La politique du PCF a été, elle, de bout en bout une caricature de politique révolutionnaire : après avoir rivalisé avec son partenaire socialiste pour attirer à lui les couches les plus conformistes de l’électorat populaire, après avoir bradé la dictature du prolétariat et avalé la force de frappe, il s’est lancé dans une bataille d’appareils pour rééquilibrer de nouveau, à son profit, la gauche et le mouvement ouvrier. Apparemment il a mené cette bataille pour les intérêts des travailleurs et contre toute politique d’austérité, en préconisant — entre autres — un seuil minimum de nationalisations et une relance massive de la consommation. Mais pour les dirigeants du parti, ce n’est pas cela qui importait vraiment, comme l’a montré la désinvolture avec laquelle ils ont accepté le 13 mars 1978 ce qu’ils avaient refusé en septembre 1977, soi-disant au nom des principes.
La dénonciation de l’orientation droitière du PS, loin de servir à redonner la parole à ceux qui n’avaient été consultés, ni sur le Programme commun, ni sur les orientations électorales (que ce soit en 1973, 1974, 1976, 1977 et 1978), n’avait pour but que de conforter le PCF dans son rôle de parti consacré de la classe ouvrière. Comme l’a montré le chantage au désistement pour le deuxième tour, le PCF ne défendait pas l’unité de combat de la classe ouvrière, mais bien plutôt sa propre identité de parti mise en question par la crise du stalinisme et sa propre unité ébranlée par les courants centrifuges qui se dessinaient à sa droite comme à sa gauche. L’attitude adoptée par les dirigeants communistes était d’autant plus sectaire qu’ils ne pouvaient se permettre de jouer franchement et d’avouer leur objectif principal, la préservation de l’appareil du parti et son monopole sur certaines formes de la représentation ouvrière. C’est pourquoi, malgré leur ralliement à l’eurocommunisme, ils apparurent aux yeux d’une grande partie de l’opinion populaire comme des staliniens impénitents, prêts à toutes les manœuvres pour imposer leur hégémonie dans l’alliance de la gauche, et largement indifférents au contenu de classe des orientations suivies par le mouvement ouvrier.
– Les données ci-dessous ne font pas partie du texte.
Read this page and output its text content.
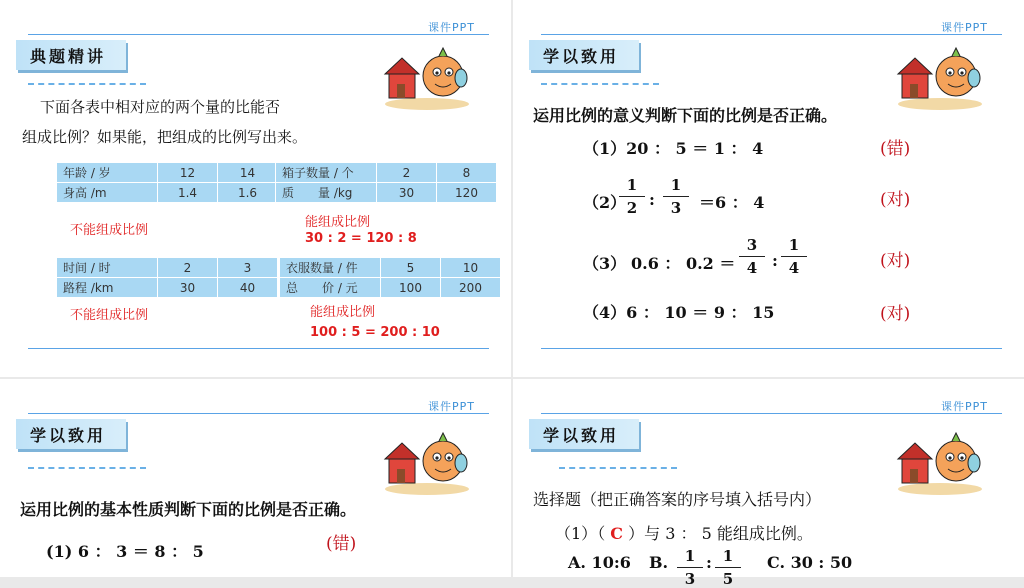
课件PPT
典题精讲
下面各表中相对应的两个量的比能否
组成比例？如果能，把组成的比例写出来。
年龄 / 岁	12	14
身高 /m	1.4	1.6
不能组成比例
箱子数量 / 个	2	8
质　　量 /kg	30	120
能组成比例
30 : 2 = 120 : 8
时间 / 时	2	3
路程 /km	30	40
不能组成比例
衣服数量 / 件	5	10
总　　价 / 元	100	200
能组成比例
100 : 5 = 200 : 10
课件PPT
学以致用
运用比例的意义判断下面的比例是否正确。
（1）20 ： 5 ＝ 1 ： 4	(错)
（2）
$\frac{1}{2}$ : $\frac{1}{3} =6$ ： 4	(对)
（3） 0.6 ： $0.2 = \frac{3}{4}$ : $\frac{1}{4}$	(对)
（4）6 ： 10 ＝ 9 ： 15	(对)
课件PPT
学以致用
运用比例的基本性质判断下面的比例是否正确。
(1) 6 ： 3 ＝ 8 ： 5	(错)
课件PPT
学以致用
选择题（把正确答案的序号填入括号内）
（1）（ C ）与 3 ： 5 能组成比例。
A. 10:6 B. $\frac{1}{3}$ : $\frac{1}{5} C$. 30 : 50
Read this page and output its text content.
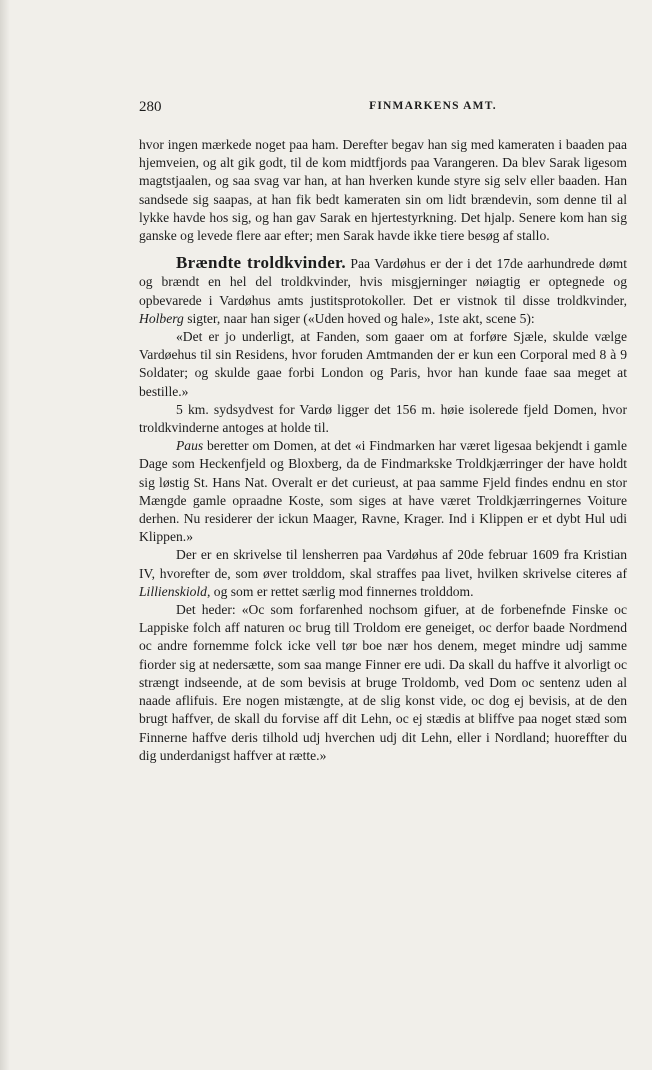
280	FINMARKENS AMT.

hvor ingen mærkede noget paa ham. Derefter begav han sig med kameraten i baaden paa hjemveien, og alt gik godt, til de kom midtfjords paa Varangeren. Da blev Sarak ligesom magtstjaalen, og saa svag var han, at han hverken kunde styre sig selv eller baaden. Han sandsede sig saapas, at han fik bedt kameraten sin om lidt brændevin, som denne til al lykke havde hos sig, og han gav Sarak en hjertestyrkning. Det hjalp. Senere kom han sig ganske og levede flere aar efter; men Sarak havde ikke tiere besøg af stallo.

Brændte troldkvinder. Paa Vardøhus er der i det 17de aarhundrede dømt og brændt en hel del troldkvinder, hvis misgjerninger nøiagtig er optegnede og opbevarede i Vardøhus amts justitsprotokoller. Det er vistnok til disse troldkvinder, Holberg sigter, naar han siger («Uden hoved og hale», 1ste akt, scene 5):

«Det er jo underligt, at Fanden, som gaaer om at forføre Sjæle, skulde vælge Vardøehus til sin Residens, hvor foruden Amtmanden der er kun een Corporal med 8 à 9 Soldater; og skulde gaae forbi London og Paris, hvor han kunde faae saa meget at bestille.»

5 km. sydsydvest for Vardø ligger det 156 m. høie isolerede fjeld Domen, hvor troldkvinderne antoges at holde til.

Paus beretter om Domen, at det «i Findmarken har været ligesaa bekjendt i gamle Dage som Heckenfjeld og Bloxberg, da de Findmarkske Troldkjærringer der have holdt sig løstig St. Hans Nat. Overalt er det curieust, at paa samme Fjeld findes endnu en stor Mængde gamle opraadne Koste, som siges at have været Troldkjærringernes Voiture derhen. Nu residerer der ickun Maager, Ravne, Krager. Ind i Klippen er et dybt Hul udi Klippen.»

Der er en skrivelse til lensherren paa Vardøhus af 20de februar 1609 fra Kristian IV, hvorefter de, som øver trolddom, skal straffes paa livet, hvilken skrivelse citeres af Lillienskiold, og som er rettet særlig mod finnernes trolddom.

Det heder: «Oc som forfarenhed nochsom gifuer, at de forbenefnde Finske oc Lappiske folch aff naturen oc brug till Troldom ere geneiget, oc derfor baade Nordmend oc andre fornemme folck icke vell tør boe nær hos denem, meget mindre udj samme fiorder sig at nedersætte, som saa mange Finner ere udi. Da skall du haffve it alvorligt oc strængt indseende, at de som bevisis at bruge Troldomb, ved Dom oc sentenz uden al naade aflifuis. Ere nogen mistængte, at de slig konst vide, oc dog ej bevisis, at de den brugt haffver, de skall du forvise aff dit Lehn, oc ej stædis at bliffve paa noget stæd som Finnerne haffve deris tilhold udj hverchen udj dit Lehn, eller i Nordland; huoreffter du dig underdanigst haffver at rætte.»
Les attitudes critiques des travailleurs

Tout cela explique les réactions très mitigées de la classe ouvrière au cours de ces derniers mois. Elle a épousé partiellement la querelle entre les appareils du PC et du PS, soit parce quelle se méfiait de l’esprit de capitulation et de collaboration de classe qui régnait dans les hautes sphères du PS, soit parce quelle redoutait la permanence de réflexes staliniens dans le PCF. Mais jusqu’à présent, tout au moins, elle ne s’est pas laissée entraîner dans de grands affrontements fratricides.
La réaction que l’on a rencontré le plus couramment était au contraire une réactioh de méfiance mêlée d’une certaine dose de scepticisme. La classe ouvrière a pris ses distances par rapport aux organisations qui parlent en son nom et elle a observé avec un esprit critique plus ou moins aiguisé les manœuvres tactiques savantes auxquelles se sont livrés les partenaires-adversaires de la désunion de la gauche. Il n’est plus question pour elle de déléguer aux partis de gauche la tâche d’amorcer la marche vers le socialisme (objectif affirmé du Programme commun en 1972), surtout maintenant que le deuxième tour des élections a tourné au désastre. Pour le moyen terme, il semble bien, en fait, que de nombreux secteurs de la classe ouvrière aient décidé d’adopter une attitude tout à fait pragmatique et de juger sur pièces les comportements de leurs organisations. Nombreux sont aussi les militants actifs dans les luttes qui n’accordent plus aux partis qui dominent la scène politique qu’un appui intermittent et très conditionnel. Cela induit peu à peu un nouveau rapport à la politique en général.
Les élections de mars 1977 et mars 1978 n’ont-elles pas montré qu’il existait, malgré tous les appels au « réalisme » une couche non négligeable d’électeurs protestataires, susceptibles de porter leurs voix sur les écologistes ou l’extrême-gauche. On ne peut comprendre autrement les fuites en avant du PC, ses efforts constants d’adaptation, par exemple, l’adoption successive des thèmes du pluralisme et de l’autogestion et enfin les propositions récentes de Georges Marchais pour un « assouplissement » du centralisme « démocratique » de son parti.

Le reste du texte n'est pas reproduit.